Falsehood in War-time, Containing an Assortment of Lies Circulated Throughout the Nations During the Great War by Arthur Ponsonby (Allen & Unwin.)
We still speak familiarly of the War, as though it were something that only occurred the other day. It is curious to reflect that our boys of sixteen were babies in arms, and our young men now coming of age were toddling infants when red ruin was let loose on an unsuspecting world. Each year it is customary on the anniversary of the catastrophe, for the tawdry minds of Fleet Street to reassure a doubtful world that the slaughter was not in vain. Its hideous futility and long-drawn-out horror, are concealed in flatulent phrases about our National Honour, our concern for International Rights, the Sacredness of our Pledged Word, our Regard for the Rights of Small Nations, and other eyewash. Should there be any who still allow these illusions to drift about their consciousness, they might do much worse than spend half-a-crown on Mr. Ponsonby’s “Falsehood in Wartime.” August 4th this year again fell on Bank Holiday, exactly as it did sixteen years ago, and it seemed fitting to celebrate the anniversary by reading how our Christian rulers lied the people into massacre, lied them through it, and lied them back to peace and unemployment again. As Mr. Ponsonby says : “There must have been more deliberate lying in the world from 1914 to 1918 than in any other period of the world’s history.”

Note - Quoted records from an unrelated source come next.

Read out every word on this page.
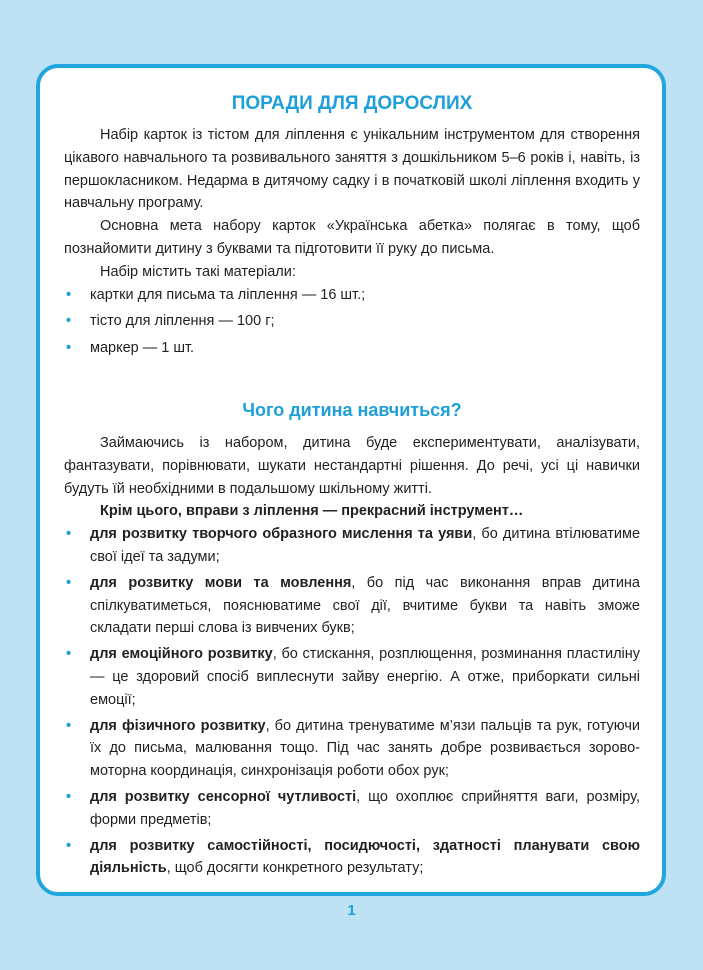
ПОРАДИ ДЛЯ ДОРОСЛИХ

Набір карток із тістом для ліплення є унікальним інструментом для створення цікавого навчального та розвивального заняття з дошкільником 5–6 років і, навіть, із першокласником. Недарма в дитячому садку і в початковій школі ліплення входить у навчальну програму.

Основна мета набору карток «Українська абетка» полягає в тому, щоб познайомити дитину з буквами та підготовити її руку до письма.

Набір містить такі матеріали:

• картки для письма та ліплення — 16 шт.;
• тісто для ліплення — 100 г;
• маркер — 1 шт.
Чого дитина навчиться?

Займаючись із набором, дитина буде експериментувати, аналізувати, фантазувати, порівнювати, шукати нестандартні рішення. До речі, усі ці навички будуть їй необхідними в подальшому шкільному житті.

Крім цього, вправи з ліплення — прекрасний інструмент…

• для розвитку творчого образного мислення та уяви, бо дитина втілюватиме свої ідеї та задуми;
• для розвитку мови та мовлення, бо під час виконання вправ дитина спілкуватиметься, пояснюватиме свої дії, вчитиме букви та навіть зможе складати перші слова із вивчених букв;
• для емоційного розвитку, бо стискання, розплющення, розминання пластиліну — це здоровий спосіб виплеснути зайву енергію. А отже, приборкати сильні емоції;
• для фізичного розвитку, бо дитина тренуватиме м’язи пальців та рук, готуючи їх до письма, малювання тощо. Під час занять добре розвивається зорово-моторна координація, синхронізація роботи обох рук;
• для розвитку сенсорної чутливості, що охоплює сприйняття ваги, розміру, форми предметів;
• для розвитку самостійності, посидючості, здатності планувати свою діяльність, щоб досягти конкретного результату;
1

Those who were too young for the shambles last time, would do well to examine the bait that caught their fathers and their elder brothers. The collection is not exhaustive. It is only an exposure of a few samples, and is intended as a warning. The nation was assured that it was not committed to France in any way. It was a lie. “All preparations, down to the last detail, had been made, as shown by the prompt, secret and well-organised despatch of the Expeditionary Force.” The German invasion of Belgium was given as the cause of Great Britain’s entry into the war. It was a lie. Mr. Ponsonby gives the evidence. Germany, of course, we know was solely responsible for the war ! Mr. Asquith said so : “One Power, and one Power only, and that Power is Germany.” Lloyd George referred to it as the “most dangerous conspiracy ever plotted against the liberty of nations. …” (August 4th, 1917.) Three years later the Welsh Wizard realized “that no one at the head of affairs quite meant war at that stage (August 1st, 1914) . . , and a discussion, I have no doubt, would have averted it.” Four years of the bloodiest horror the human race has experienced, “and a discussion, I have no doubt, would have averted it.” What a thought for Bank Holiday. If the twenty million dead could only read that.
And then there was the notorious lie of the passage of hordes of Russian troops through Great Britain, en route for France. In less than a month the atrocity stories commenced. There was the nurse whose breast had been mutilated, the Belgian baby whose hands had been hacked off, the Canadian who was crucified, the tale of the prisoner whose tongue had been torn out, the tattooed man, and so on. All lies, utter downright lies. Everyone remembers the German corpse factory yarn. Who believes it now? And so we go on. Lists of atrocities that never happened, photographs that were faked, official documents that were doctored ; lies by the cubic ton, lies by the square mile, lies by the great gross, and all to secure the killing of men and the starving of women and children. The British established a truth manipulating factory at Crewe House, under the appropriate leadership of Lord Northcliffe, founder of the “Daily Mail.” He’d had some experience.
Mr. Ponsonby is candid. He says in his introduction : “This is no plea that lies should not be used in war-time, but a demonstration of how lies must be used in war-time. If the truth were told from the outset, there would be no reason, and no will to war.”
He calls attention to the new and far more efficient instrument of propaganda which has appeared since the last war—the Government control of broadcasting. He concludes : “None of the heroes prepared for suffering and sacrifice, none of the common herd ready for service and obedience, will be inclined to listen to the call of their country once they discover the polluted sources from whence that call proceeds and recognise the monstrous finger of falsehood which beckons them to the battlefield.”
We agree. We were saying that ten years before the war. It is important to realise, however, that the pollution is not confined to war-time.